Givens, “Viper on the Hearth” (Reviewed by Chad Curtis)

Author: Terryl Givens
Title: Viper at the Hearth
Publisher: Oxford University Press
Date: 1997

Reviewed by Chad Curtis

I picked up another Terryl Givens book this week, while we still wait on his biography of Eugene England. I believe the last book I read by him was Feeding the Flock? I had to go back a bit to some of his earlier work: Viper on the Hearth: Mormons, Myths, and the Construction of Heresy (ooooh, it has heresy in the title). On the range of devotional to scholarly, this one is definitely scholarly. I mean, don’t get me wrong, it was a good book, but the genre itself took a down a few notches in my book. I’m all for well-stocked bibliographies and quality research, but the language puts you to sleep! OK, rant over. Let’s get to some content.

The book’s title comes from a common portrayal of Mormonism in nineteenth century media: a viper (representing a threat to American culture/society) on the hearth (demonstrating how this threat is so close to home). One of the central questions the book asks (and one many Mormons like to comment on in Sunday School lessons) is: why do people hate us so much? Like, more than other marginalized groups and religions? And it’s a fair question. Givens admits some danger in pondering this question too much: we really do have a persecution complex. But Givens also points out that we really did historically receive a lot more hate than other groups out there. Shakers had crazy doctrines too: why didn’t they get equal treatment by the Protestant mainstream? Some of Givens’ theses are really quite interesting:

Mormons, unlike other groups, didn’t have geographical or ethnic space with which to distance it as a threat to American culture (aka we’re white and could be your next-door neighbor).

Anti-Mormon propaganda piggy-packed off tropes found in anti-Catholic propaganda, but couldn’t be translated directly, because Mormonism was a home-grown phenomenon.

The development of new genres of literature allowed authors to get away with a lot that would be considered irresponsible today (passing off fictional accounts as autobiography for instance, when narrating experiences with Mormonism).

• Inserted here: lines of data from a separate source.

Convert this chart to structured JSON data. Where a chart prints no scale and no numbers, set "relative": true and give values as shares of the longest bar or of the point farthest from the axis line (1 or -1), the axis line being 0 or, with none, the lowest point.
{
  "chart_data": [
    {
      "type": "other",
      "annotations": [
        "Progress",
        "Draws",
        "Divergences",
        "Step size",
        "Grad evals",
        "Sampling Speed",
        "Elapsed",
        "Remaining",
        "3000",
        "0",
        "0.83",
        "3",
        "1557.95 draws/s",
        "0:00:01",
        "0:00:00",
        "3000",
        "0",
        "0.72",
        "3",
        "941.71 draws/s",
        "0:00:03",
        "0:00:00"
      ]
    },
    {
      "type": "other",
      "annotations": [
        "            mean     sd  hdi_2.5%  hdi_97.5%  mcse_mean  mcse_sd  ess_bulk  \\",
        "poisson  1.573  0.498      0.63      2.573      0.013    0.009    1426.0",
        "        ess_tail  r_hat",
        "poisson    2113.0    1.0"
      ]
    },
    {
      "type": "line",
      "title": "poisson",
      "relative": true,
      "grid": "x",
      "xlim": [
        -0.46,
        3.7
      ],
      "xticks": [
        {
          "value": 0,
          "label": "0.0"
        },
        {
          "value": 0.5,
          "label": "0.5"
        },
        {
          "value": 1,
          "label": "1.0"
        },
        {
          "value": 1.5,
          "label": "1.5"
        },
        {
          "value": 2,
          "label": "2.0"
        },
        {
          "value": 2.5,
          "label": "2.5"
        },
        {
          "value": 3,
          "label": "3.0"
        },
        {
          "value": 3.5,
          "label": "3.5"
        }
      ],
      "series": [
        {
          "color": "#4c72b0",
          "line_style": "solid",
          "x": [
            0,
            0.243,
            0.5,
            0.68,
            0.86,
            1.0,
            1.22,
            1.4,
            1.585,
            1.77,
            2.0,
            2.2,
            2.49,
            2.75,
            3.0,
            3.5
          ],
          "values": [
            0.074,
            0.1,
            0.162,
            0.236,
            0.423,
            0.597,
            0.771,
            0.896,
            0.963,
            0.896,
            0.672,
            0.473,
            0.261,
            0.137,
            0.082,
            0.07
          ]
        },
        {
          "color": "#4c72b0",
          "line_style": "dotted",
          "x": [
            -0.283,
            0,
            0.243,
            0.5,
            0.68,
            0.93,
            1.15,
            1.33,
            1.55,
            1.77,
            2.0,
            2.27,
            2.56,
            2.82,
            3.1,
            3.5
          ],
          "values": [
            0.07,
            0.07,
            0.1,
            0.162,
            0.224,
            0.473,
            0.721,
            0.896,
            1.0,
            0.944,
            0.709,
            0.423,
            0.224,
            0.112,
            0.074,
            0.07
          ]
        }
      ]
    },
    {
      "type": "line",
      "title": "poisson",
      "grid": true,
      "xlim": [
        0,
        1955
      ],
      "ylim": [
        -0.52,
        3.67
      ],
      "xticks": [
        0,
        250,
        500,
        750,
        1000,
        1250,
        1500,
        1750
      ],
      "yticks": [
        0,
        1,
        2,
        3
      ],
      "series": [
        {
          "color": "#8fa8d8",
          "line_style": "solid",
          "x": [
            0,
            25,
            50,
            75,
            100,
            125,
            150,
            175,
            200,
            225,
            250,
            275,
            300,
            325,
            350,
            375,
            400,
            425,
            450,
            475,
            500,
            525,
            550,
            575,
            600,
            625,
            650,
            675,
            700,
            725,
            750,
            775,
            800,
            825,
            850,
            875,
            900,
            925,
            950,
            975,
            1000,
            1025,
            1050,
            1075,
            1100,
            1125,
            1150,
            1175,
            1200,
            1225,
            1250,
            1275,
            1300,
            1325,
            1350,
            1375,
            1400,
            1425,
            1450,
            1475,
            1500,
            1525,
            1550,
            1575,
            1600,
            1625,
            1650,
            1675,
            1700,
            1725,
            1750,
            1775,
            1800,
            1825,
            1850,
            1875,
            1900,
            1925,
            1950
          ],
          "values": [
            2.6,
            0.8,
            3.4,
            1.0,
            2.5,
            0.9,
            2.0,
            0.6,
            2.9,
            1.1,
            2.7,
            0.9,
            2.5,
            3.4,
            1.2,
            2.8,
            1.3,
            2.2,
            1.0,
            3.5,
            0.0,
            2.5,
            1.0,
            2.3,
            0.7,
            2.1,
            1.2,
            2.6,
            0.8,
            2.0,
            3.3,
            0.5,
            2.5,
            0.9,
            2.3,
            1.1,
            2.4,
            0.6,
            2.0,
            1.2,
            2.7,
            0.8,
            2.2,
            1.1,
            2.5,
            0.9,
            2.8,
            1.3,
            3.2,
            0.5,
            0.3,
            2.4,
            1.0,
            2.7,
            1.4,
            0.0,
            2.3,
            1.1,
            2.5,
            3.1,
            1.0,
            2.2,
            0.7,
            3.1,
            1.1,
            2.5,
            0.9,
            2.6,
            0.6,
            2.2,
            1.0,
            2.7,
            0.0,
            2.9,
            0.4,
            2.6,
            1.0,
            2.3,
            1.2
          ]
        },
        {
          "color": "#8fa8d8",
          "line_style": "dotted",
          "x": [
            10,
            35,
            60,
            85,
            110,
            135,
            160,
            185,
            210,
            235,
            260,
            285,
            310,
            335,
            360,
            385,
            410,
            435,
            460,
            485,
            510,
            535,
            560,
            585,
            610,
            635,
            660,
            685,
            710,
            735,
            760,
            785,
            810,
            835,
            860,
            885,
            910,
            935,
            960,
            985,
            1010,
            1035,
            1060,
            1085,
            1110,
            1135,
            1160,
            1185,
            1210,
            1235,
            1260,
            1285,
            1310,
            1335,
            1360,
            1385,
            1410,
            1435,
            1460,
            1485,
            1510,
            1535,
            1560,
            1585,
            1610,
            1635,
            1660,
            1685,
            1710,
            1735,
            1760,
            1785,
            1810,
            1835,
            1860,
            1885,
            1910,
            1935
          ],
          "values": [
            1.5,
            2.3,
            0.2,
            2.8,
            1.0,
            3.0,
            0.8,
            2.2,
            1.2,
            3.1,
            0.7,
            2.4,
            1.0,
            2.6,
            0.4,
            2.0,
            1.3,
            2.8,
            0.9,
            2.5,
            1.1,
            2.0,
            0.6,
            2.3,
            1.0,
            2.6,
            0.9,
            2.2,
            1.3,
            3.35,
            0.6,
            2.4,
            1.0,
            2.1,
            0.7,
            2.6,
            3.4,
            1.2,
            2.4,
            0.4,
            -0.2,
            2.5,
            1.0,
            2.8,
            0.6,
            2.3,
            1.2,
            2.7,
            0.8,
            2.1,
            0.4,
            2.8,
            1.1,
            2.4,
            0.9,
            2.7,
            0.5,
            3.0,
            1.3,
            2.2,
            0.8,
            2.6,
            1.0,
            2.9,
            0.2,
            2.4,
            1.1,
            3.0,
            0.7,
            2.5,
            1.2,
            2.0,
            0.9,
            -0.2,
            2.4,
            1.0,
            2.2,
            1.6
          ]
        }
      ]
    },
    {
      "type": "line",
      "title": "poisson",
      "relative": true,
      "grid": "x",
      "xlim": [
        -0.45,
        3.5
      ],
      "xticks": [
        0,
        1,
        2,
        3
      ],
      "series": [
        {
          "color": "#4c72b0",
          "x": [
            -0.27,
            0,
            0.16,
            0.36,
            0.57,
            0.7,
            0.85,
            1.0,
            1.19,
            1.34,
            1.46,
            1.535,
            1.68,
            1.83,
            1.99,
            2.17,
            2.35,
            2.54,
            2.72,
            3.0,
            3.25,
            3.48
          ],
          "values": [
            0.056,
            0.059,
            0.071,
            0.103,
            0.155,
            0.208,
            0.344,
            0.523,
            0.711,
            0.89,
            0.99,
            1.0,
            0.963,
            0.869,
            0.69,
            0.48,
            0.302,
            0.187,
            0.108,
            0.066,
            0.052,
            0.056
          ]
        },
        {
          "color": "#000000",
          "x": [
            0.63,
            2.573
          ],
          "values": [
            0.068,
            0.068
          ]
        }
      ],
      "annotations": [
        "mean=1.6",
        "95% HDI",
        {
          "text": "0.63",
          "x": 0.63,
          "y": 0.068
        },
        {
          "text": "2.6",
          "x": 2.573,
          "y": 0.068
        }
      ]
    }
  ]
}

The meat of the book centers around portrayals of Mormonism in popular fiction. It hurts to read harsh attacks on your faith, but this book is mostly looking at literature from the nineteenth century– and that distance in time actually gives it a comic effect. It’s ridiculous what some people actually wrote about the Mormons. This is one of my favorites:

They came to a square chamber, which was lighted by flaring, smoking torches. In a semi-circle at one end of the chamber sat twelve cloaked and cowled figures, their garments of somber black… Then the figure that wore the bear’s head… stood and read from the… Mormon bible.

There was something that felt a little different in this book when compared to some of the others Givens has written, and it’s kind of hard to describe, but I’ll try. Givens has done a lot of doctrinal work, I would say, to make you proud of Mormon doctrine and history, but he does it by re-interpreting it. For instance, his book on The Good Who Weeps establishes a Mormon conception of God that you may not even has known was there, all from the Pearl of Great Price. And his The Christ Who Heals takes the emphasis off Christ as remitting sins and more as a healer of wounds. In addition, I feel that he does a lot of ministering to the marginalized within the Church, making room for those who doubt, or who experience their faith differently. But this didn’t feel quite like it was in that vein. Instead, it felt more like a retrenchment into us-against-the-world Mormonism.

For instance when explaining why society reversed itself and now accept Mormons in its mainstream, he makes this comment:

[TV networks and other commentators on Mormonism] clearly engage in the use of deviance as a mirror in which the viewer’s tolerance and generosity of spirit may be reflected– or at least interrogated. The outrageousness of the transgression becomes the measure of the liberalism of spirit that can accommodate it. Difference has not been embraced– it has been prostituted to the parade of pluralism.

I’m not saying there isn’t truth to that statement: the idea that modern toleration is actually a game of one-upmanship in how crazy we can go in acceptance. But it didn’t necessarily feel like Givens’… brand? Maybe someone else can explain it better, but that’s all I got.

Either way, well-researched book, and one that will get you thinking.